Here is a simplified version of my problem. I have two tables. Each table has a unique ID field, but it’s irrelevant in this case.
shipments has 3 fields: shipment_id, receive_by_datetime, and qty.
deliveries has 4 fields: delivery_id, shipment_id, delivered_on_datetime, and qty.
In shipments, the shipment_id and receive_by_datetime fields always match up. There are many rows in the table that would appear to be duplicates based off of those two columns (but they aren’t… other fields are different).

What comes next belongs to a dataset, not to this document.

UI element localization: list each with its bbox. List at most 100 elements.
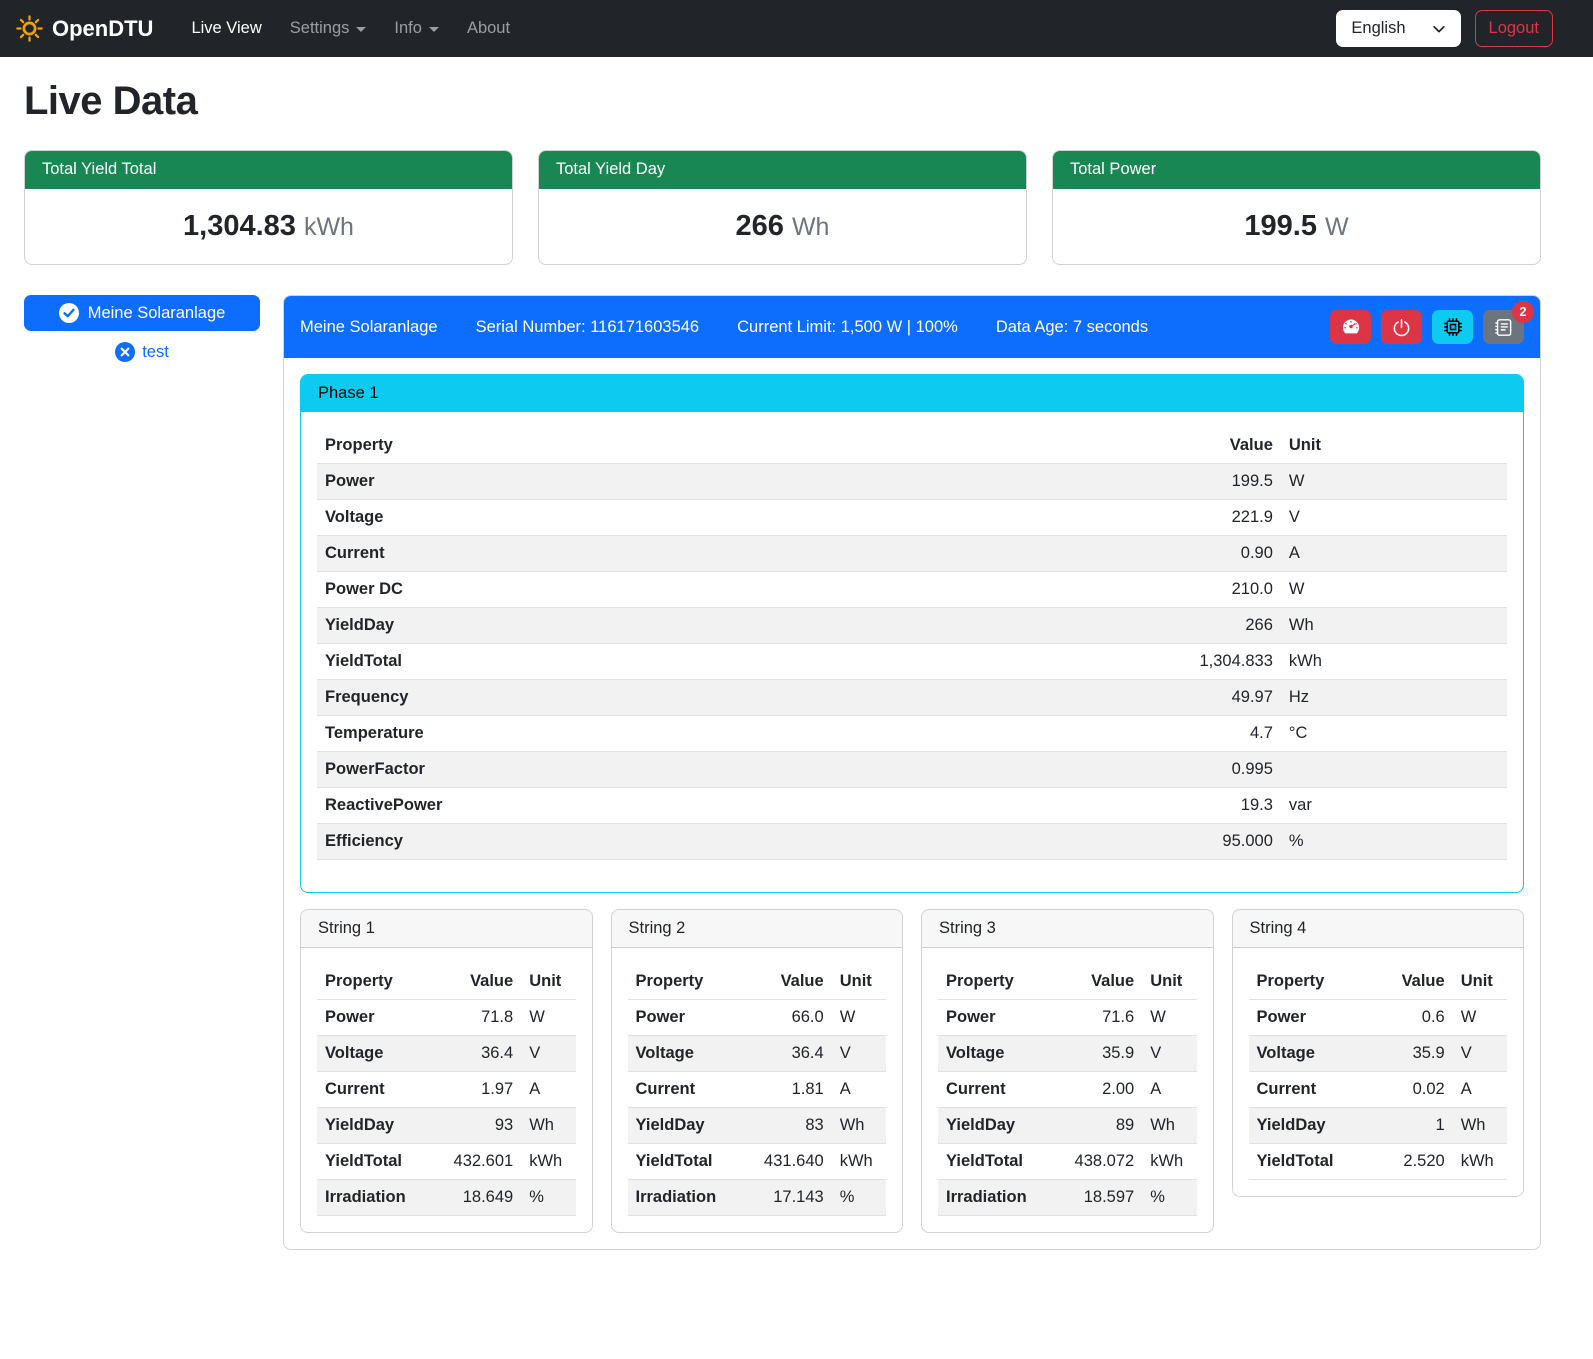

In deliveries, the shipment_id matches up to the shipments table. There are also many rows that would appear to be duplicates based off of the delivery_id and delivered_on_datetime fields (but they aren’t again… other fields exist that I didn’t list).
I am trying to pull one row per aggregate delivered_on_datetime and receive_by_datetime, but because of the many-to-many relationships, it’s difficult. Is a query somewhere along these lines correct?
SELECT d.delivered_on_datetime, s.receive_by_datetime, SUM(d.qty) FROM deliveries d LEFT JOIN ( SELECT DISTINCT s1.shipment_id, s1.receive_by_datetime FROM shipments s1 ) s ON (s.shipment_id = d.shipment_id) GROUP BY d.delivered_on_datetime, s.receive_by_datetime
Yep, the problem with many-to-many is you get the cartesian product of rows, so you end up counting the same row more than once. Once for each other row it matches against.
If this means there cannot be two shipments with the same ID but different dates then your query will work. But in general it is not safe. i.e. If subselect distinct could return more than one row per shipment ID, you will be subject to the double counting issue. Generically this is a very tricky problem to solve – in fact I see no way it could be with this data model.